To examine what other factors aside from divergence between the bait and target species contributed to the efficacy of the capture technique, the researchers compared GC content, target sequence length, and chromosomal position between targets that were successfully captured and those that failed among the six positive controls where the bait and target were identical.
On average, the targets that were not captured tended to have higher GC content and shorter lengths than those that were captured.
Examining the technique within fish, the researchers targeted the same 1,449 from 13 different species. Within the same class, the technique demonstrated a greater efficiency, capturing between 1,004 genes in the worst case and 1,351 genes in the best case of the 1,449 targeted genes. For the positive control, all targets were captured. The results "show greater homogeneity in the efficacy of capture than was evident in the survey across vertebrate classes, confirming the expectation that the methods would be more consistent when applied to a denser taxonomic sample of more closely related lineages," the authors wrote.
Naylor said the protocol itself is relatively straightforward and based off the same principle as Southern blot technology, a method of detecting a specific sequence in a DNA sample.
While library preparation takes around one day and the gene capture around two days, there is a return on that investment in the amount of information generated, he said, which is about two orders of magnitude greater than what could be achieved with PCR.
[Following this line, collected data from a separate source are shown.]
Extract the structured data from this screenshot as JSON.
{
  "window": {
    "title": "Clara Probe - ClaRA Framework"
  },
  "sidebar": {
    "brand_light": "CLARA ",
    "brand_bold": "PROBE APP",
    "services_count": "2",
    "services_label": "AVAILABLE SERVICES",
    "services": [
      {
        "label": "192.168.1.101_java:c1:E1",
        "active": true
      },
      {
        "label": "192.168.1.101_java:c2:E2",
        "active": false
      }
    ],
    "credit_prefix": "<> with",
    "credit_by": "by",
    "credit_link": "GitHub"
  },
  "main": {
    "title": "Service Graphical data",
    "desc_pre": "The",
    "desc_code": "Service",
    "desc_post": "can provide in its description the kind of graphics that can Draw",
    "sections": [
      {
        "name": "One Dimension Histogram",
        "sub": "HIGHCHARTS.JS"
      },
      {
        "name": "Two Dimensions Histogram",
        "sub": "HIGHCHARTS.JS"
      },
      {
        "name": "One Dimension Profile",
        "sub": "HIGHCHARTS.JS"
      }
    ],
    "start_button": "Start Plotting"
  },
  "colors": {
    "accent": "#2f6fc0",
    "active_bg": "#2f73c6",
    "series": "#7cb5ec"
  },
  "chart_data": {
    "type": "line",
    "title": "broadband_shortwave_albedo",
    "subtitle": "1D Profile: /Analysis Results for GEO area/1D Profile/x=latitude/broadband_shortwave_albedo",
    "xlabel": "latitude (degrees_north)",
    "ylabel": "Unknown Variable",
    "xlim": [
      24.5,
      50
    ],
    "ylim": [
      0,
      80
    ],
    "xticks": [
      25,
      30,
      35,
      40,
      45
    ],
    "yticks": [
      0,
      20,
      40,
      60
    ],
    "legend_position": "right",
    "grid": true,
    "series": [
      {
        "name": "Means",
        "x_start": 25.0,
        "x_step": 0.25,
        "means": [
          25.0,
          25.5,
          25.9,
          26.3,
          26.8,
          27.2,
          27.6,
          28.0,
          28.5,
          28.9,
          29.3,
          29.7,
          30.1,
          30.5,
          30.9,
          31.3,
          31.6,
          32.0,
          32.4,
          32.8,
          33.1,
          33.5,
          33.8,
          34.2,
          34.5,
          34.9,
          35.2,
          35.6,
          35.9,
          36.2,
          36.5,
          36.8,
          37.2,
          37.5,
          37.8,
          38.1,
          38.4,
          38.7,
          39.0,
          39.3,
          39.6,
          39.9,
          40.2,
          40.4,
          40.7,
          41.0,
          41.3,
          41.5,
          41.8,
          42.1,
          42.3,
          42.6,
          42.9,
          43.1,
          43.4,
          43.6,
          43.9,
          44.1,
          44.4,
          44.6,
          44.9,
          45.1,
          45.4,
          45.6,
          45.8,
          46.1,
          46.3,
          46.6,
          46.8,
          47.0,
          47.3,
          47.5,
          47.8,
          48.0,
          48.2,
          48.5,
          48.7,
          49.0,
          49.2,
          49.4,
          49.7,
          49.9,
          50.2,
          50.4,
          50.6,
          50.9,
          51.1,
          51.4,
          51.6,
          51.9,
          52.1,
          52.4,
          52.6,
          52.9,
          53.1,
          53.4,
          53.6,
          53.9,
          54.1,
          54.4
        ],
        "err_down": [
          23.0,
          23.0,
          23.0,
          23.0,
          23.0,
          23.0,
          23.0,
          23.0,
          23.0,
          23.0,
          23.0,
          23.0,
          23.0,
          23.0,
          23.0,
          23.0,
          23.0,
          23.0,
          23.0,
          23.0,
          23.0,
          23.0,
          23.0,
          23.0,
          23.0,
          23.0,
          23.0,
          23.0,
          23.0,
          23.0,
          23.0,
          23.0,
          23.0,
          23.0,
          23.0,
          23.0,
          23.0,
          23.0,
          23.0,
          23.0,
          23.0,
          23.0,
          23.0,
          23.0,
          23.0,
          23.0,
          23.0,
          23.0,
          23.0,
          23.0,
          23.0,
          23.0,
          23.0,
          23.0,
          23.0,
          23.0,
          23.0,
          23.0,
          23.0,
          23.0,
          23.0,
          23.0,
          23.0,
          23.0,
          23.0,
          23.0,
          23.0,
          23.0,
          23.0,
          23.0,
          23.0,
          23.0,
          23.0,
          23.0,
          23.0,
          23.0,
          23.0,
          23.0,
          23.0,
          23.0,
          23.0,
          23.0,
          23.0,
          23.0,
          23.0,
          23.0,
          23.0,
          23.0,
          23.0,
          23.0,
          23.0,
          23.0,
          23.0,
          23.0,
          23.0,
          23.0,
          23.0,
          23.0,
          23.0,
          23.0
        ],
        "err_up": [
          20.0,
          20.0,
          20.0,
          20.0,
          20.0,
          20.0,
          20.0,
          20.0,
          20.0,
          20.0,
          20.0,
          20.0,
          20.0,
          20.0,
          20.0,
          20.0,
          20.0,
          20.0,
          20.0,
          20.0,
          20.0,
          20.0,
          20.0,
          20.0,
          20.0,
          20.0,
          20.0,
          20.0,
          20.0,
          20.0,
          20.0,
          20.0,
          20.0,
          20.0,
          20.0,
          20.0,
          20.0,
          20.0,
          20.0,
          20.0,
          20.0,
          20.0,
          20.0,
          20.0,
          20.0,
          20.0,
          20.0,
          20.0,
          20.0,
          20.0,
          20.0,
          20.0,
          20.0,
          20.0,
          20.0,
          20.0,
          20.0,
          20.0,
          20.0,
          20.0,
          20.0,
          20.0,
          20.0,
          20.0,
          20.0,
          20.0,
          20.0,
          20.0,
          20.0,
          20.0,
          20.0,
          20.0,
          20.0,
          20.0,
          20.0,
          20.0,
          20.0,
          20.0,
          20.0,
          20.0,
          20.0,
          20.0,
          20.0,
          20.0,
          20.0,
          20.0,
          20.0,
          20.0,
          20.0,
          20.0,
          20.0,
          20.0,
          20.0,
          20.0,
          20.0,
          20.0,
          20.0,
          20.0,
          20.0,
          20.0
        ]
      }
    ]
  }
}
"We're pulling out 1,000 genes for 20 animals at a time on the MiSeq," said Naylor. And, it is possible to scale up even further and do "all the genes in one pathway for 100 different animals in one HiSeq run," he said.
Naylor said that the group plans to use the technology in evolutionary biology studies, for instance to "explore the genetics that might be associated with particular genes that sprout in an evolutionary lineage," he said, such as the genes that allowed for fish to develop brains.
The same technique could also have broader applications within the biomedical industry as well, he said, for instance, in tracking down genes that may predispose someone to cancer, or make them more resistant to cancer.